Emine Erdoğan’dan eğitim hakkı vurgusu
Bu yıl dördüncüsü düzenlenen Antalya Diplomasi Forumu (ADF2025) kapsamında yapılan ‘Ayrışan Dünyada Geleceği İnşa Etmek: Eğitimin Dönüştürücü Gücü’ başlıklı ‘Yüksek Seviyeli Oturum’da konuşan Cumhurbaşkanı Recep Tayyip Erdoğan’ın eşi Emine Erdoğan, 2030’a 5 kala savaş bölgelerindeki milyonlarca çocuğun hala eğitime erişemediğini vurguladı. Erdoğan, “Unutmayalım ki çocukların uykularında bombalarla, füzelerle öldürüldüğü bir dünya masumiyetini ilelebet kaybetmiştir” dedi.
Antalya Diplomasi Forumu (ADF2025) kapsamında Cumhurbaşkanı Recep Tayyip Erdoğan’ın eşi Emine Erdoğan, Milli Eğitim Bakanı Yusuf Tekin, Pakistan Başbakanı Maryam Nawaz Sharif, Türkiye Maarif Vakfı Başkanı Mahmut M. Özdil, BM Sürdürülebilir Kalkınma Çözümleri Ağı Başkanı Jeffrey Sachs ve UNICEF Eğitim ve Ergen Gelişimi Küresel Direktörü Pia Rebello Britto’nun teşrifleriyle ‘Ayrışan Dünyada Geleceği İnşa Etmek: Eğitimin Dönüştürücü Gücü’ başlıklı Yüksek Seviye Oturum yapıldı.

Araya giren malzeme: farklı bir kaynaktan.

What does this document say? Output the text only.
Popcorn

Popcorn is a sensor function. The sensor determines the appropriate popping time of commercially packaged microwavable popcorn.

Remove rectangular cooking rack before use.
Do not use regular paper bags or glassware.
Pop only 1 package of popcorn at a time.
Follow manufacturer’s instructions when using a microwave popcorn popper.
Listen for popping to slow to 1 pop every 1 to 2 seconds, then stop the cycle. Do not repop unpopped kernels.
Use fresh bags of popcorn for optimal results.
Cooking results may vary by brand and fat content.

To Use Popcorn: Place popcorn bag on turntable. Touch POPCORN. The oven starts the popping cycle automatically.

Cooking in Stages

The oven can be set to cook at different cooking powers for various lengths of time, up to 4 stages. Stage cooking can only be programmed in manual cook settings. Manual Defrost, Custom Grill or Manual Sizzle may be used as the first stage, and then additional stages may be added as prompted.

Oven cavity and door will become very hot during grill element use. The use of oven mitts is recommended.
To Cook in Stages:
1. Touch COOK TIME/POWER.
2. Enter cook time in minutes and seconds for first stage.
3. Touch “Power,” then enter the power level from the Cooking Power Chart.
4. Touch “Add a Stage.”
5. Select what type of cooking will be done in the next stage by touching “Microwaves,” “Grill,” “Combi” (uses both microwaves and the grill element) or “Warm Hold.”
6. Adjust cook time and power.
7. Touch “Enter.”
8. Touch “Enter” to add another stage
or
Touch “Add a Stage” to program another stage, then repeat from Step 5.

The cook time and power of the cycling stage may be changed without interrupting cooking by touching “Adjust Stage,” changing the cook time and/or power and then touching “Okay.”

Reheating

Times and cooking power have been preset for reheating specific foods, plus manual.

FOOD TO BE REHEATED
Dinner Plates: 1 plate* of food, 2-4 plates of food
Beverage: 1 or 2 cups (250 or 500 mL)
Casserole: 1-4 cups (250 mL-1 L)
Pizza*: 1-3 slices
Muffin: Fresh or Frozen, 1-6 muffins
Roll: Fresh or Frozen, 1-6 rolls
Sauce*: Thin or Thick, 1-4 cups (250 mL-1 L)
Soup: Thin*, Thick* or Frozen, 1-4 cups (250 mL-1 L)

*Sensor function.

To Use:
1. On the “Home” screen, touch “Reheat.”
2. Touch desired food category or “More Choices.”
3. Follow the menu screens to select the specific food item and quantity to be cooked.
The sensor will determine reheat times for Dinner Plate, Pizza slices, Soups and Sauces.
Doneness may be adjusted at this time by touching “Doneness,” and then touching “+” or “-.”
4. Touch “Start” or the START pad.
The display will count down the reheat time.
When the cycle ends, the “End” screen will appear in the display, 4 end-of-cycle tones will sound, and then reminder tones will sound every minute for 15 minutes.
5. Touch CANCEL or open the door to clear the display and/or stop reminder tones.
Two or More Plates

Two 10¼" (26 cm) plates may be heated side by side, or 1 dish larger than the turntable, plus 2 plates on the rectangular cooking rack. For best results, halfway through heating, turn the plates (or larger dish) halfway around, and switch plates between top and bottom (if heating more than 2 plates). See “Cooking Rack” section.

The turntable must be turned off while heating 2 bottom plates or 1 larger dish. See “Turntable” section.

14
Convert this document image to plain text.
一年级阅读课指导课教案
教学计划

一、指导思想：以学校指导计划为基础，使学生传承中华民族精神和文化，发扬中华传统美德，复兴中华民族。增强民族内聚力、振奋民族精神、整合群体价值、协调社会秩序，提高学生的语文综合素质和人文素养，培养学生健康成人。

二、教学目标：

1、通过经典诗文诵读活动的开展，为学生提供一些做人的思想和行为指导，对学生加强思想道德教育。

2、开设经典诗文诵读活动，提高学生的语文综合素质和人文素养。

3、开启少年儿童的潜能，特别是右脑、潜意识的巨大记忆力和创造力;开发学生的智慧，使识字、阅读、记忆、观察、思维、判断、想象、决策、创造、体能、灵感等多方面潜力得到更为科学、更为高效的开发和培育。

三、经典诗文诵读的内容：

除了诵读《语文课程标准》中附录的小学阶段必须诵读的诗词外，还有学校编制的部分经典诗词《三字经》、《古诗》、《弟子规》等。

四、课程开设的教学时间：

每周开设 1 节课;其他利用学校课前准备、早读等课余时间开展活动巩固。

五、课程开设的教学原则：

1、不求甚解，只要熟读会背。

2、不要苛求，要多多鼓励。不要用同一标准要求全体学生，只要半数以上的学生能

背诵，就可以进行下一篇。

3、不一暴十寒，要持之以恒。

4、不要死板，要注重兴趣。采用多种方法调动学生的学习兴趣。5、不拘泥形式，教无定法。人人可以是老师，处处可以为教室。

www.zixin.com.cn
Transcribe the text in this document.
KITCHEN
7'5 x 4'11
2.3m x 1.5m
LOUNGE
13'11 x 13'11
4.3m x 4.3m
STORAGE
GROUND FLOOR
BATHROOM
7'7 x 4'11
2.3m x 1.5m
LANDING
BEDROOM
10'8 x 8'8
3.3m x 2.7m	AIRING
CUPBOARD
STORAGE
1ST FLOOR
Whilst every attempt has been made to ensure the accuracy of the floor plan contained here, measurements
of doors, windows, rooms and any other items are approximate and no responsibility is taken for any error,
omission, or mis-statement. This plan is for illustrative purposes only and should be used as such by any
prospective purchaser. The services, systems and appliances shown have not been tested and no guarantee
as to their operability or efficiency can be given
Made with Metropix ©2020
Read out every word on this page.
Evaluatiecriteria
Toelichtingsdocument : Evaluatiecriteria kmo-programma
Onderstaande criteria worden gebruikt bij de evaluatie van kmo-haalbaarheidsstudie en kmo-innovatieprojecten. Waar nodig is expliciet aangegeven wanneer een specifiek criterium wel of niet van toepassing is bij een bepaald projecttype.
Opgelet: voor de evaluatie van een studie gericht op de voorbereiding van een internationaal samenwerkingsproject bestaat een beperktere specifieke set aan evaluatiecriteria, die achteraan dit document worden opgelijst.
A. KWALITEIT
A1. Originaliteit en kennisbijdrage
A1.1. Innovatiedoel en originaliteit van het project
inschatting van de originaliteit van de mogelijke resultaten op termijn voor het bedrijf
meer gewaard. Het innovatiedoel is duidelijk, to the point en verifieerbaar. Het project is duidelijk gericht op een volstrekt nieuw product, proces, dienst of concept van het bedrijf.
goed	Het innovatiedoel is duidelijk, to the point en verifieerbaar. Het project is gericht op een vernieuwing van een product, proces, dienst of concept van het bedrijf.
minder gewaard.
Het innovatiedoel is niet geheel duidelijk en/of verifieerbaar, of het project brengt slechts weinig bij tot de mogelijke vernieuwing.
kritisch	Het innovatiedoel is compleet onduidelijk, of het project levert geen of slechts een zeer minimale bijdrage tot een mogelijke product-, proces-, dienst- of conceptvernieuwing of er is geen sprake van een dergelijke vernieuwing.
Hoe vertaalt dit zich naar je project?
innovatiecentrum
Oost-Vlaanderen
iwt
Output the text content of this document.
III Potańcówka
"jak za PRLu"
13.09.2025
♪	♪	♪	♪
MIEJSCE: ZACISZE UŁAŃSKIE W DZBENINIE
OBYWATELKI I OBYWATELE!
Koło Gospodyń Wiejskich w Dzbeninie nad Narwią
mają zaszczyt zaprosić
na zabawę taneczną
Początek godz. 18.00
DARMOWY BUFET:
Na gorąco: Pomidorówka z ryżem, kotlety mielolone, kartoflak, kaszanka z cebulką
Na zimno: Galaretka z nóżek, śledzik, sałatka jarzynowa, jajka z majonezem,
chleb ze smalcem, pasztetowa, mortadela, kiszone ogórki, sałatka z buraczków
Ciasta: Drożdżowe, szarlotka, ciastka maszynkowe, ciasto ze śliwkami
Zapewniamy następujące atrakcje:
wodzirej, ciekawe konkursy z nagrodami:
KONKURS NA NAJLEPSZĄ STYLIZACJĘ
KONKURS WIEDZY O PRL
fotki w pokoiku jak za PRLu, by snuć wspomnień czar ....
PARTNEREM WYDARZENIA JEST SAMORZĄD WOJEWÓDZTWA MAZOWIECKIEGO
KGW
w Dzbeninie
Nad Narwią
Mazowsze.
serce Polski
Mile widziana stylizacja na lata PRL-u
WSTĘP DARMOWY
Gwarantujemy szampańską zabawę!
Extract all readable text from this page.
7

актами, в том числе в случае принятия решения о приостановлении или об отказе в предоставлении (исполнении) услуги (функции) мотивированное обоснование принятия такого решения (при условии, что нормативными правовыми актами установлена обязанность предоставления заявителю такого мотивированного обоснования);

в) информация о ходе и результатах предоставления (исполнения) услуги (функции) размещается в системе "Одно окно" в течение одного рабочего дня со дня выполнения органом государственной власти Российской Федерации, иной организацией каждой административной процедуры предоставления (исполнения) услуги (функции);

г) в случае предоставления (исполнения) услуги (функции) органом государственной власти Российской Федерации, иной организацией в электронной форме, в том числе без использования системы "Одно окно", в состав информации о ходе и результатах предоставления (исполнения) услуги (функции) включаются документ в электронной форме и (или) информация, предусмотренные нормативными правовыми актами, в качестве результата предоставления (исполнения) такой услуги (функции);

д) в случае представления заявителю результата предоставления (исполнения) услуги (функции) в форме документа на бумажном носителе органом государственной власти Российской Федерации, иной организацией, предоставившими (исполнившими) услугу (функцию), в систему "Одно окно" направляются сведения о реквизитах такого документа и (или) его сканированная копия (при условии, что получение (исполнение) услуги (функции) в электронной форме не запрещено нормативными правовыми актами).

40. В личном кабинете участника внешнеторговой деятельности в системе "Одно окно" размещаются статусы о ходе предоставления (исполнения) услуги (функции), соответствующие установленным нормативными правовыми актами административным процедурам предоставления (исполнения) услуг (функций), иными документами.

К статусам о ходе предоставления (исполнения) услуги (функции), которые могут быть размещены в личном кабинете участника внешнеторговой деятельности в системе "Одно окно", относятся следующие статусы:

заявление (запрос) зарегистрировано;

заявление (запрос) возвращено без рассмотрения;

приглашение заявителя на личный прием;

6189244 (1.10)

Programda konuşan Emine Erdoğan, “Antalya Diplomasi Forumu
bu yıl da çok görkemli bir konuya temas ediyor. Ayrışan Dünyada Bir Diplomasiyi
Sahiplenmek temasıyla küresel fay hatlarında kırılmalarının yaşandığı bu
dönemde diplomasinin barışçıl gücüne bir çağrı yapıyor. Günbegün kutuplaşmayla,
savaşlarla ve insani krizlerle daha çok gömülen dünyamızda diplomasiye şimdi
ziyadesiyle ihtiyacımız var. Şu bir gerçek ki insanlığın daha fazla çatışma ve
savaşı kaldıracak mecali kalmamıştır. Bu forumda uluslararası aktörleri barışın
ve adil bir düzenin herkesi muzaffer kıldığı bir dünya imar etmeye davet
edeceğiz. Diplomasinin birleştirici gücüyle insanların aralarında açılmış uzun mesafeleri
kapatmaya gayret edeceğiz. Ve insanlığa hoşgörü kültürünü yeniden ayağa
kaldırmayı teklif edeceğiz” dedi.
“EĞİTİM İNSAN OLMANIN
ZİRVESİNE DOĞRU BİR YOLCULUKTUR”
“Buradan hareketle bizler de bu panel ile ayrışan dünyamızı içine düştüğü tuzaklardan çıkarmada eğitimin dönüştürücü gücüne vurgu yapmak istedik” diyerek sözlerine devam eden Emine Erdoğan, “Bu salondaki herkesin ortak amacı insanlığı eğitimin aydınlık bir geleceğe açılan kapısında buluşturmaktır. Çünkü biliyoruz ki boş bir toprağı fidan ekerseniz onun geleceğine gür bir orman hediye edersiniz. Nesillere nitelikli eğitim sunarsanız toplumların ve büyük ölçekte ise dünyanın kaderini değiştirirsiniz. Eğitim insan olmanın zirvesine doğru bir yolculuktur. Bu yolculukta bizi ileri taşıyan hangi donanımlarla yola çıktığımızdır? Eğer yanımıza aldığımız haritada güvenilir referans noktaları eksikse yarı yolda kalırız.
Gerçek ve nitelikli
bir eğitimin amacı ortaya insan eseri koymaktır. modern dünya daha çok
meslekleri icra edecek, mekanikleşmiş insan kaynağı yetiştirmeye odaklanıyor.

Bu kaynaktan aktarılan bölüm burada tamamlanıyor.